Selling begins by a salesperson locating potential customers. A potential customer or “prospect” is first identified as a sales lead. A lead is someone the salesperson believe exhibits key characteristics that lend them to being a potential customer. For certain sales positions, locating leads may not be a major task undertaken by the sales force as these activities are handled by others in the company. For instance, salespeople may receive a list of sales leads based on inquiries through the company’s website.
However, for a large percentage of salespeople, lead generation consumes a significant portion of their everyday work. For salespeople actively involved in generating leads, they are continually on the lookout for potential new business. In fact, for salespeople whose chief role is that of an order getter, there is virtually no chance of being successful unless they can consistently generate sales leads.
Sales leads can come from many sources including:
- Prospect Initiated – Includes leads obtained when prospects initiate the contact, such as when they fill out a website form, enter a trade show booth, or respond to an advertisement.
- Profile Fitting – Uses marketing research tools, such as organization profiles, to locate leads based on customers that fit a particular profile likely to be a match for the company’s products.
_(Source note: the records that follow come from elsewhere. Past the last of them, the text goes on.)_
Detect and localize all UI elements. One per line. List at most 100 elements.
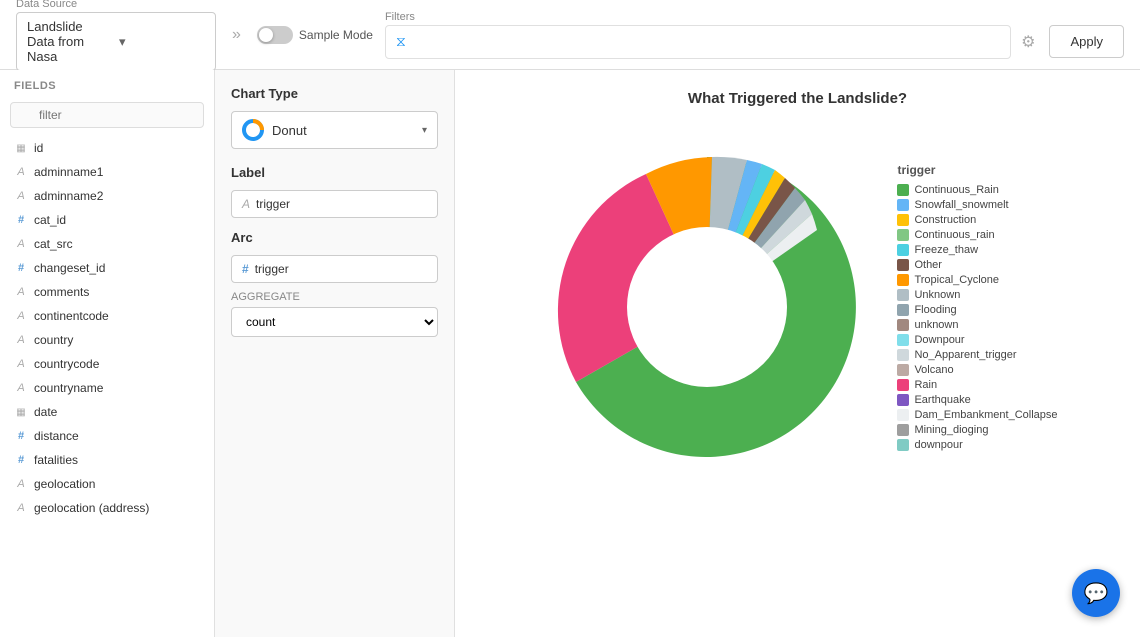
filters-section: Filters ⧖ ⚙ Apply	[385, 11, 1124, 59]
chart-legend: trigger Continuous_RainSnowfall_snowmelt…	[897, 163, 1057, 451]
chart-type-select[interactable]: Donut ▾	[231, 111, 438, 149]
legend-color-box	[897, 319, 909, 331]
legend-color-box	[897, 184, 909, 196]
datasource-select[interactable]: Landslide Data from Nasa ▾	[16, 12, 216, 71]
field-type-icon: A	[14, 165, 28, 179]
field-type-icon: A	[14, 333, 28, 347]
legend-item-label: Rain	[914, 379, 937, 391]
legend-color-box	[897, 274, 909, 286]
field-item-country[interactable]: Acountry	[0, 328, 214, 352]
field-item-cat_src[interactable]: Acat_src	[0, 232, 214, 256]
legend-item-label: Unknown	[914, 289, 960, 301]
legend-item-label: Snowfall_snowmelt	[914, 199, 1008, 211]
chat-icon: 💬	[1084, 581, 1109, 606]
legend-color-box	[897, 379, 909, 391]
field-item-id[interactable]: ▦id	[0, 136, 214, 160]
gear-icon[interactable]: ⚙	[1021, 32, 1035, 52]
field-label: id	[34, 141, 43, 155]
legend-item: Continuous_rain	[897, 229, 1057, 241]
field-item-continentcode[interactable]: Acontinentcode	[0, 304, 214, 328]
field-label: cat_src	[34, 237, 73, 251]
legend-color-box	[897, 244, 909, 256]
label-field-box[interactable]: A trigger	[231, 190, 438, 218]
legend-item: Snowfall_snowmelt	[897, 199, 1057, 211]
main-layout: FIELDS 🔍 ▦idAadminname1Aadminname2#cat_i…	[0, 70, 1140, 637]
field-type-icon: A	[14, 501, 28, 515]
toggle-knob	[259, 28, 273, 42]
legend-item: Dam_Embankment_Collapse	[897, 409, 1057, 421]
field-label: adminname1	[34, 165, 103, 179]
legend-color-box	[897, 409, 909, 421]
datasource-value: Landslide Data from Nasa	[27, 19, 113, 64]
legend-title: trigger	[897, 163, 1057, 177]
aggregate-select[interactable]: count	[231, 307, 438, 337]
field-item-adminname2[interactable]: Aadminname2	[0, 184, 214, 208]
datasource-label: Data Source	[16, 0, 216, 10]
legend-item: No_Apparent_trigger	[897, 349, 1057, 361]
legend-item: Other	[897, 259, 1057, 271]
legend-item-label: Flooding	[914, 304, 956, 316]
arc-field-box[interactable]: # trigger	[231, 255, 438, 283]
legend-item: Rain	[897, 379, 1057, 391]
chart-title: What Triggered the Landslide?	[688, 90, 907, 107]
field-label: country	[34, 333, 73, 347]
legend-item: unknown	[897, 319, 1057, 331]
legend-item: Construction	[897, 214, 1057, 226]
legend-color-box	[897, 199, 909, 211]
search-wrap: 🔍	[0, 98, 214, 136]
apply-button[interactable]: Apply	[1049, 25, 1124, 58]
legend-item: downpour	[897, 439, 1057, 451]
field-type-icon: A	[14, 357, 28, 371]
field-item-date[interactable]: ▦date	[0, 400, 214, 424]
search-input[interactable]	[10, 102, 204, 128]
sample-mode-toggle[interactable]	[257, 26, 293, 44]
field-item-cat_id[interactable]: #cat_id	[0, 208, 214, 232]
field-label: continentcode	[34, 309, 109, 323]
chat-button[interactable]: 💬	[1072, 569, 1120, 617]
field-item-comments[interactable]: Acomments	[0, 280, 214, 304]
legend-color-box	[897, 394, 909, 406]
label-section-title: Label	[231, 165, 438, 180]
donut-hole	[627, 227, 787, 387]
field-item-countrycode[interactable]: Acountrycode	[0, 352, 214, 376]
label-section: Label A trigger	[231, 165, 438, 218]
aggregate-label: AGGREGATE	[231, 291, 438, 303]
legend-item-label: Other	[914, 259, 942, 271]
legend-item-label: Downpour	[914, 334, 964, 346]
arc-section: Arc # trigger AGGREGATE count	[231, 230, 438, 337]
field-item-adminname1[interactable]: Aadminname1	[0, 160, 214, 184]
pipe-arrow-icon: »	[232, 26, 241, 44]
field-item-geolocation[interactable]: Ageolocation	[0, 472, 214, 496]
legend-color-box	[897, 259, 909, 271]
field-item-distance[interactable]: #distance	[0, 424, 214, 448]
arc-section-title: Arc	[231, 230, 438, 245]
center-panel: Chart Type Donut ▾ Label A trigger Arc #…	[215, 70, 455, 637]
legend-item: Tropical_Cyclone	[897, 274, 1057, 286]
legend-item: Volcano	[897, 364, 1057, 376]
legend-item-label: Dam_Embankment_Collapse	[914, 409, 1057, 421]
chart-container: trigger Continuous_RainSnowfall_snowmelt…	[465, 117, 1130, 497]
legend-color-box	[897, 424, 909, 436]
arc-field-type-icon: #	[242, 262, 249, 276]
donut-icon	[242, 119, 264, 141]
filter-bar[interactable]: ⧖	[385, 25, 1011, 59]
sidebar: FIELDS 🔍 ▦idAadminname1Aadminname2#cat_i…	[0, 70, 215, 637]
donut-chart-svg	[537, 117, 877, 497]
legend-item: Downpour	[897, 334, 1057, 346]
field-item-changeset_id[interactable]: #changeset_id	[0, 256, 214, 280]
field-item-fatalities[interactable]: #fatalities	[0, 448, 214, 472]
field-type-icon: A	[14, 309, 28, 323]
sample-mode-toggle-wrap: Sample Mode	[257, 26, 373, 44]
field-label: countryname	[34, 381, 103, 395]
legend-color-box	[897, 289, 909, 301]
label-field-value: trigger	[256, 197, 290, 211]
field-label: distance	[34, 429, 79, 443]
field-item-geolocation_(address)[interactable]: Ageolocation (address)	[0, 496, 214, 520]
legend-item-label: Volcano	[914, 364, 953, 376]
field-type-icon: A	[14, 477, 28, 491]
sample-mode-label: Sample Mode	[299, 28, 373, 42]
field-type-icon: A	[14, 237, 28, 251]
field-item-countryname[interactable]: Acountryname	[0, 376, 214, 400]
legend-color-box	[897, 334, 909, 346]
label-field-type-icon: A	[242, 197, 250, 211]
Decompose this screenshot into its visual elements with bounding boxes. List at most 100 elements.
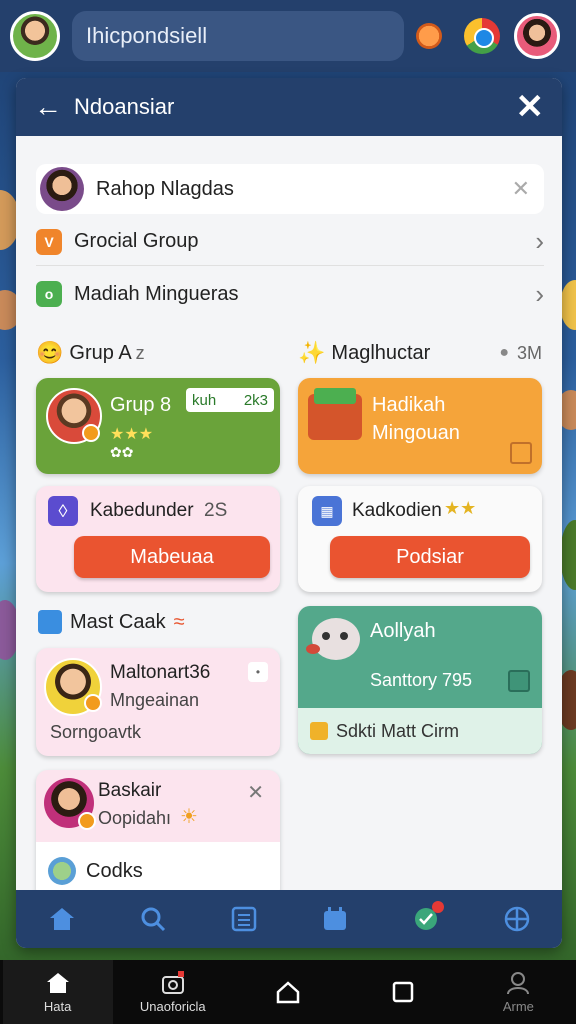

The profile is often based on the profile of previous customers.
- Market Monitoring – Through this approach, leads are obtained by monitoring media outlets, such as news articles, social media, online forums, and corporate press releases.
- Canvassing – Here leads are gathered by cold-calling (i.e., contacting someone without prenotification) including in-person, by telephone, or by email.
- Data Mining – This technique uses sophisticated software to evaluate information (e.g., in a corporate database) previously gathered by a company in hopes of locating prospects.
- Personal and Professional Contacts – A very common method for locating sales leads uses referrals. Such referrals may come at no cost to the salesperson or, to encourage referrals, salespeople may offer payment for referrals. Non-paying methods include asking acquaintances (e.g., friends, business associates) and networking (e.g., joining local or professional groups and associations). Paid methods may include payment to others who direct leads that eventually turn into customers, including using internet affiliate programs (i.e., paid for website referrals).
- Promotions – This method uses free gifts to encourage prospect to provide contact information or attend a sales meeting. For example, offering free access to one of the company’s online products if the prospect also agrees to a demonstration of another online product.